# A Square Mirror has sides measuring 2ft. less than the sides of a square painting. if the difference between their areas is 32ft^2, how do you find the lengths of the sides of the mirror and the painting?

Dec 5, 2016

Let the length of the side of squared painting be $x f t$.Then the length of the side of the the squared mirror will be $\left(x - 2\right) f t$

By the given condition

${x}^{2} - {\left(x - 2\right)}^{2} = 32$

$\implies 4 x - 4 = 32$

$\implies x = \frac{36}{4} = 9 f t$

So the length of the side of squared painting is $9 f t$ and the length of the side of the the squared mirror is $\left(9 - 2\right) = 7 f t$

Dec 5, 2016

The side of the painting is $9 f t$ long and side of the mirror is $7 f t$ long.

#### Explanation:

Let $x =$ the side of the painting. The area is then ${x}^{2}$.

$x - 2 =$ the side of the mirror. The area is ${\left(x - 2\right)}^{2}$.

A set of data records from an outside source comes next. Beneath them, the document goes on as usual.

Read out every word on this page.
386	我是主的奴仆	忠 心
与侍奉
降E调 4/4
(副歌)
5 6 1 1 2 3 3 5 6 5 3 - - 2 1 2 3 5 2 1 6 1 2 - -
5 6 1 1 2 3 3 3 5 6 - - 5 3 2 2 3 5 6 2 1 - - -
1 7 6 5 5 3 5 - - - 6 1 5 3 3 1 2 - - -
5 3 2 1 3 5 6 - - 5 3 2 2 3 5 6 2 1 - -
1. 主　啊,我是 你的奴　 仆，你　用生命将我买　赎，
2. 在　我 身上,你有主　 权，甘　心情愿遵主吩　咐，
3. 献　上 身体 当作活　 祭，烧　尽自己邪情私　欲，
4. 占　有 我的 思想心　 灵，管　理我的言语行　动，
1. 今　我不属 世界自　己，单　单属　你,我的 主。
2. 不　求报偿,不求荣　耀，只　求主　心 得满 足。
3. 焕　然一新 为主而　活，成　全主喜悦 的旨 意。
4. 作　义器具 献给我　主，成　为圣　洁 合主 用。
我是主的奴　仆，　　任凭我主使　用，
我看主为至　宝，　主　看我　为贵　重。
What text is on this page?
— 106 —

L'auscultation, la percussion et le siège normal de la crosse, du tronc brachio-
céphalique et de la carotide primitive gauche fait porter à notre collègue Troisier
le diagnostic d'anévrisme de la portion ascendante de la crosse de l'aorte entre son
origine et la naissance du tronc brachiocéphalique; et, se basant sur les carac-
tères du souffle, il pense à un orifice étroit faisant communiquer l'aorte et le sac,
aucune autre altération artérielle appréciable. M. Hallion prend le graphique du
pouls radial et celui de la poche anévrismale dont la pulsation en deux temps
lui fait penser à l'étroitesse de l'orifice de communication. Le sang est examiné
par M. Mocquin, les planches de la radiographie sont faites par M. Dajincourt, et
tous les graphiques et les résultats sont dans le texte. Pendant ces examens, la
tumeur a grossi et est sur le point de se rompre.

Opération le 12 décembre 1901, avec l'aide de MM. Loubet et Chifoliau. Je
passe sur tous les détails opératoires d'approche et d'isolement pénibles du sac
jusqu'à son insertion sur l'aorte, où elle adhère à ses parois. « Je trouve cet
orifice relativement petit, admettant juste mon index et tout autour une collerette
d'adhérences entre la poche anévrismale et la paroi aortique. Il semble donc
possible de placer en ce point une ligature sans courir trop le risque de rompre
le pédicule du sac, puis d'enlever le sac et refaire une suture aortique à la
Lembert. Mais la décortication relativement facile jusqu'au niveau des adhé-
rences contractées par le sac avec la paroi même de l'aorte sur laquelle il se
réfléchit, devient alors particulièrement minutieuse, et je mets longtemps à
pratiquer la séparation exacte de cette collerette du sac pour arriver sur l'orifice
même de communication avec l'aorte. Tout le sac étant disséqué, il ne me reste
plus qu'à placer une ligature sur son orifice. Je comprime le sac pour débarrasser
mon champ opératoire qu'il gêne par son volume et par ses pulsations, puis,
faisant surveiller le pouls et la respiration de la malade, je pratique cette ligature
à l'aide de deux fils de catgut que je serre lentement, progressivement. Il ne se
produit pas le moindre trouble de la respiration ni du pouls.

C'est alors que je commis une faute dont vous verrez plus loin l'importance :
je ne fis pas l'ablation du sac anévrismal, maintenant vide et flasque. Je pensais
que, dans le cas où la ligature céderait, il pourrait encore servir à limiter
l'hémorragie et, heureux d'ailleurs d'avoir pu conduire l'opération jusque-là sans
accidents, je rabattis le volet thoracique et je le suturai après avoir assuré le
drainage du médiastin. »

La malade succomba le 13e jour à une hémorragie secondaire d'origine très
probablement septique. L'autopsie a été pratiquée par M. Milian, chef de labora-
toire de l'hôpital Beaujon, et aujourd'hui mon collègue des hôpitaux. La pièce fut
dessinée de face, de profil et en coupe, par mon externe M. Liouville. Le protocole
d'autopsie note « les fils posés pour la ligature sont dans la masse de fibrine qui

The difference between the areas is $32 f {t}^{2}$

${x}^{2} - {\left(x - 2\right)}^{2} = 32$

${x}^{2} - \left[\left(x - 2\right) \left(x - 2\right)\right] = 32$

${x}^{2} - \left({x}^{2} - 2 x - 2 x + 4\right) = 32$

${x}^{2} - \left({x}^{2} - 4 x + 4\right) = 32$

${x}^{2} - {x}^{2} + 4 x - 4 = 32$

$4 x - 4 = \textcolor{w h i t e}{{a}^{2}} 32$
$\textcolor{w h i t e}{a a} + 4 = + 4$

$4 x = 36$

$\frac{4 x}{4} = \frac{36}{4}$

$x = 9 f t$ is the length of the side of the painting.

$x - 2 = 9 - 2 = 7 f t$ is the length of the side of the mirror.